There is currently however a North- South divide in new activity with Lon- don up 27% on the previous week whilst Manchester only saw a 2% increase. This rise in activity can only be good news for recruiters and job-seekers alike but the period of lockdown will have long-term effects on the UK’s job market and pose many challenges for business leaders.

Employers that have put their recruitment activity on hold throughout the lockdown might return to their desks to be confronted with a very different jobs market to the one they knew just a few months ago. With mandatory home-working and nearly half of the UK workforce being placed on furlough leave, employees nationwide have been able to take time to reflect on their careers, working lives and future opportunities.

It is highly likely that many will decide that they want to leave their companies and pursue their passions elsewhere when this is all over. There are many factors that could contribute to this such as the way in which they have been supported throughout the crisis by their current employer, being personally touched by the effects of C-19, or just having time to think whilst taking their daily exercise.

Employee engagement is something that has always been on the agenda but now more than ever, it will take centre stage as businesses face the threat of their usual annual staff turn- over happening in just one financial quarter. For many employees, home working and the measures they have had to take during lockdown to accommodate home schooling for example will have placed new tensions on personal and family relationships. This, coupled with the financial burden of reduced income has led to a sharp spike in the number of reported mental health issues.

Employers who have been able to support their staff either directly or indirectly by managers and colleagues being available to speak or through the use of employee assistance programmes, will see much greater levels of appreciation from their employees and are likely to retain many more staff as a result. Businesses that have put little focus on the wellbeing of their staff may find that they face a workforce that is reluctant to return to the office and commit their lives like they did before.

Of course, we are all very different creatures and there is no doubt that many people that have been denied the opportunity in the past will have relished in the ability to work from home; having greater flexibility and being free from the endless meetings and interruptions that working in the office can bring. These employees will inevitably expect some of this new found freedom to extend into their post-lockdown working lives. Will we all work from home forever?
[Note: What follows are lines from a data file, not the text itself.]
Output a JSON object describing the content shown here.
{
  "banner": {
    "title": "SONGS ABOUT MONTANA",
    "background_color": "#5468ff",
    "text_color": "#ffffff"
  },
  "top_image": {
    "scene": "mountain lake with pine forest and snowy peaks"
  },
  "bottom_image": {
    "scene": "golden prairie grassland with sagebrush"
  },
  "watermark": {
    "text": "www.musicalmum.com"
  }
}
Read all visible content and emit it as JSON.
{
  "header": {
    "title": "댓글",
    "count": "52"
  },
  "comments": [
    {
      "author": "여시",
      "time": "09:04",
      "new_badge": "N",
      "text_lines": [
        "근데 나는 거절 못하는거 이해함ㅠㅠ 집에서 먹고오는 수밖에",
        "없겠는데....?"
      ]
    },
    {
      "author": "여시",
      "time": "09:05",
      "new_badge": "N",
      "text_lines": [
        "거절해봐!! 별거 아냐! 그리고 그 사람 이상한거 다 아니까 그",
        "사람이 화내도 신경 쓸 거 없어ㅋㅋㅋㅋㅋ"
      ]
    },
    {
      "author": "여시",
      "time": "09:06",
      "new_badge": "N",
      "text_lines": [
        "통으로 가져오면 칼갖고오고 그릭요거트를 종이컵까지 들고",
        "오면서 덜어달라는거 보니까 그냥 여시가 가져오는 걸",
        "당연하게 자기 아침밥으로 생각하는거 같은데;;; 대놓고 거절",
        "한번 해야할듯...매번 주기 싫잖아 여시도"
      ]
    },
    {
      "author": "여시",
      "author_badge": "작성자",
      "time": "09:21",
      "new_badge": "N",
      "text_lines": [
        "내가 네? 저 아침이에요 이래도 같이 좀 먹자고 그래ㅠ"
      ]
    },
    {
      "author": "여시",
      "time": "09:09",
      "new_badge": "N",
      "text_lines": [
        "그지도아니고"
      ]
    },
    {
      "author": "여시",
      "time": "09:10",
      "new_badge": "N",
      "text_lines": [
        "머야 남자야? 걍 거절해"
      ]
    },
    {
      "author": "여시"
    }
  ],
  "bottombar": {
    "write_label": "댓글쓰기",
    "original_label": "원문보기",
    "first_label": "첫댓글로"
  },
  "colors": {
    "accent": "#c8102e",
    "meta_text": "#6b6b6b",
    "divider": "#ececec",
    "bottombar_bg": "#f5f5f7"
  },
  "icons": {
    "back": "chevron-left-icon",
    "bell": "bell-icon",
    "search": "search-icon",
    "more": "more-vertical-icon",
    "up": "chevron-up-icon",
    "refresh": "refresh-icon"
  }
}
Employers have to recognise that this will be the new norm and with only 15% of firms in a recent survey suggesting that home working has had a negative impact on productivity, the reasons for refusing it in the future are likely to be few and far between. There will be plenty of businesses out there who take this opportunity to reshape their workforce, and engage with new talent who would otherwise be overlooked for needing to work remotely.

Communication is key to keeping your employees engaged and ensuring that they recognise that the business values them more so now than ever before. Official zoom meetings and conference calls are great to bring teams together but what about the water-cooler chat that you used to have with the accounts intern about the football, or the catch ups you had with your receptionist who kept hold of your latest Amazon orders for you. These informal lines of communication are just as important to keep alive as these are the ones which might bring someone 5 minutes of light relief in an otherwise dull day at home.

Employers and managers shouldn’t rely on someone else to be doing this or for their HR department to set up access to an employee assistance programme. Personal relationships and emotional intelligence are what will bring an engaged team back to work firing on all cylinders.

Business leaders will understandably be fighting to keep their companies afloat and focussing on tasks such as cutting costs and managing cash flow. But, they must also recognise that although right now, many employees who are stuck at home might be longing to get out of the confines of the house, they may discover that it is not their old workplace that they wish to return to.